An FPGA-Based LOCO-ANS Implementation for Lossless and Near-Lossless Image Compression Using High-Level Synthesis

In this work, we present and evaluate a hardware architecture for the LOCO-ANS (Low Complexity Lossless Compression with Asymmetric Numeral Systems) lossless and near-lossless image compressor, which is based on JPEG-LS standard. The design is implemented in two FPGA generations, evaluating its performance for different codec configurations. The tests show that the design is capable of up to 40.5 MPixels/s and 124 MPixels/s per lane for Zynq 7020 and UltraScale+ FPGAs, respectively. Compared to the single thread LOCO-ANS software implementation running in a 1.2 GHz Raspberry Pi 3B, each hardware lane achieves 6.5 times higher throughput, even when implemented in an older and cost-optimized chip like the Zynq 7020. Results are also presented for a lossless only version, which achieves a lower footprint and approximately 50% higher performance than the version that supports both lossless and near-lossless. Interestingly, these great results were obtained applying High-Level Synthesis, describing the coder with C++ code, which tends to establish a trade-off between design time and quality of results. These results show that the algorithm is very suitable for hardware implementation. Moreover, the implemented system is faster and achieves higher compression than the best previously available near-lossless JPEG-LS hardware implementation.

Color Image Compressor using Discrete Wavelet Transform and Block Based Image Coding

In the present time of sight and sound, the necessity of picture/video stockpiling and video playback, transmission for video conferencing, picture and video recovery and so forth are expanding exponentially. Thus, the need of better pressure innovation is consistently popular. Present day applications, notwithstanding high pressure proportion, additionally interest for proficient encoding and deciphering forms, with the goal that computational imperative of some continuous applications is fulfilled. Two broadly utilized spatial space pressure systems are discrete wavelet transform and multilevel block truncation coding (BTC).
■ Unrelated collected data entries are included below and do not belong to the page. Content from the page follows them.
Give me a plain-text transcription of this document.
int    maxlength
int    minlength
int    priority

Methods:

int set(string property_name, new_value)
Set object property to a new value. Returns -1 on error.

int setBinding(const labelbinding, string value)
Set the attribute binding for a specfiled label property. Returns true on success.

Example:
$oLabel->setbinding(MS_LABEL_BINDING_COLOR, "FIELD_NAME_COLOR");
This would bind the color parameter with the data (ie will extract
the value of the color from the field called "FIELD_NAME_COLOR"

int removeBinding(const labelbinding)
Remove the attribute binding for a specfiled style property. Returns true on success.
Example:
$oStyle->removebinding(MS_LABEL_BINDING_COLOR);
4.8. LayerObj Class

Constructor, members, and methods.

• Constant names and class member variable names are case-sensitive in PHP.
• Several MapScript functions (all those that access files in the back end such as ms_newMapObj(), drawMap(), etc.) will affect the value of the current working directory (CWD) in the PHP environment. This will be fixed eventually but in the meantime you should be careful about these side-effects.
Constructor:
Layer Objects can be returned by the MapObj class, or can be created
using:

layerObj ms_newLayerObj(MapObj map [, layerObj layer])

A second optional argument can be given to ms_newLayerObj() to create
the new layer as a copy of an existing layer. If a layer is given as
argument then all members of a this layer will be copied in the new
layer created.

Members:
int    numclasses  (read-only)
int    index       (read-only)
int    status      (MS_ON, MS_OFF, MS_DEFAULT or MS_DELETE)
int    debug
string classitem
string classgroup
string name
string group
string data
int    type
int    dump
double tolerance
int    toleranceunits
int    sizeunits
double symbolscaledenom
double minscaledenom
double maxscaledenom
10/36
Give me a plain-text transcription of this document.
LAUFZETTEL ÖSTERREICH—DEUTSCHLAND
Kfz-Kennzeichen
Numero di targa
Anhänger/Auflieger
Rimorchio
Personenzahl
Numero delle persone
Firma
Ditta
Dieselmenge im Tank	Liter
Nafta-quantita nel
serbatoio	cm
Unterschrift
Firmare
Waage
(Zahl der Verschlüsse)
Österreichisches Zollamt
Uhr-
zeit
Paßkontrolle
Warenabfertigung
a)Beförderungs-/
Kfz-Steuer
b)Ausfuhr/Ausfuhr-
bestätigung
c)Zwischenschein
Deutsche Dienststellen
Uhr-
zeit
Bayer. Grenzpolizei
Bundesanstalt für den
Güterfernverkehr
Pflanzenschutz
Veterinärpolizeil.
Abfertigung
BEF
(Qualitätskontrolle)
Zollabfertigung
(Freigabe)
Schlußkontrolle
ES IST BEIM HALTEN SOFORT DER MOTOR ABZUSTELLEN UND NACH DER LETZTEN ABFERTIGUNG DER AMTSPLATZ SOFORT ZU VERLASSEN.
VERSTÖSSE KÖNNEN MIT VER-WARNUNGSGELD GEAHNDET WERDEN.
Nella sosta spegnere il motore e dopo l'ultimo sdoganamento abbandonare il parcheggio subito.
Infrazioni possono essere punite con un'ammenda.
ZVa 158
DWT method is used to stationary and non-stationary images and applied to all average pixel value of image. Muli-level BTC is a kind of lossy picture pressure strategy for greyscale pictures. In this,the unique picture is partitioned into squares and after that uses a quantizer to decrease the quantity of dark levels in each square while keeping up a similar mean and standard deviation. In this paper is studied of Multi-level BTC and DWT technique for gray and color image.